The rising costs of tuition, housing, food and other expenses for higher education directly affect students in the state of California.
Tony Thurmond, candidate for California state superintendent of public instruction, hosted a town hall meeting on the topic of college affordability at UC San Diego on Oct. 4.
“It’s hard enough to get a higher education and to pay cost (of) tuition,” Thurmond said. “There (are) many students that have been homeless at some point.”
Seven panelists represented student government leaders, committee chairs and basic needs leaders at the University of California, California State University and community college levels.
“There’s a lot more that goes into being a student than just tuition,” said Michael Wiafe, a San Diego State University student government leader. “There (are) the classes you take, the food you need to eat and the places you live in.”
Financial insecurity is a nationwide issue for all students of higher education.
“Fifty percent of students at UC worry about financial insecurity,” said Laurie Owen, assistant vice chancellor of research at UCSD.

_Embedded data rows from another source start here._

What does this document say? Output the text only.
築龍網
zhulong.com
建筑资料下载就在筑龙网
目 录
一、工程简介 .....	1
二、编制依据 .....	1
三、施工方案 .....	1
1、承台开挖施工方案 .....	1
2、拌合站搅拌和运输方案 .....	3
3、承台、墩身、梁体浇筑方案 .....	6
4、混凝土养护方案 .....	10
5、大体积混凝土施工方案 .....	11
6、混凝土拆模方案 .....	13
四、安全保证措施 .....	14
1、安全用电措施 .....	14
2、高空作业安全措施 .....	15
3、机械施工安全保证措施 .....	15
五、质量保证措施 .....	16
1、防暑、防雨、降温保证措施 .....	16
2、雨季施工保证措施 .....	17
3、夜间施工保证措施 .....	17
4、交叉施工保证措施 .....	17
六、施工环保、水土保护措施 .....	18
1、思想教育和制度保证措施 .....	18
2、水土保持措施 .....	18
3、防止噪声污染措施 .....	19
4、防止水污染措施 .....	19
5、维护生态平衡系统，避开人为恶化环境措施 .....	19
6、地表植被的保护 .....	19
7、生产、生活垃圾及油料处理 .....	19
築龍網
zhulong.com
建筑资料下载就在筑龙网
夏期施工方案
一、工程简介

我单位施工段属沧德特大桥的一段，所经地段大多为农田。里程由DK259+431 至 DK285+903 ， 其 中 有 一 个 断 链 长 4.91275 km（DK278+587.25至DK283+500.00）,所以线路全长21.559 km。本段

Said Alejandro Lomeli, California Student Aid Commission representative: “We’ve heard qualitative data that personalizes the college experience, but there (are) a lot of decision-makers across the state that are reluctant to provide policy changes without any (quantitative) data to back them up.”
Lomeli said that the student aid commission board plans to survey students on the total cost of attending school. The survey would include items like tuition, housing, transportation, clothing, food along with whatever is needed to get an education.
Many universities across the state are impacted. For example, SDSU is an impacted school. The university had approximately 90,000 students apply in 2017, and only approx. 34,000 were accepted.
When students can’t afford to attend, or they aren’t accepted, their options are limited. Community colleges help to provide students with a resource to receive a higher education, but most only offer two-year programs.
Some community college districts across the state are now offering affordable baccalaureate programs that are not offered at a UC or CSU level.
“I think we need more programs like this in the state,” said Patty Mahaffey, UCSD basic needs committee chair. “I feel sometimes we lose students going into a higher education field from high school, but they can be captured in some of these programs.”
The San Diego Community College District currently offers a bachelor’s degree program in health information management at San Diego Mesa College.
“If a single student struggles, is sleeping in their car, or without a meal then we absolutely have to do more to help,” Thurmond said.
City College offers programs that aid students seeking mental health counseling, food, housing and financial insecurity.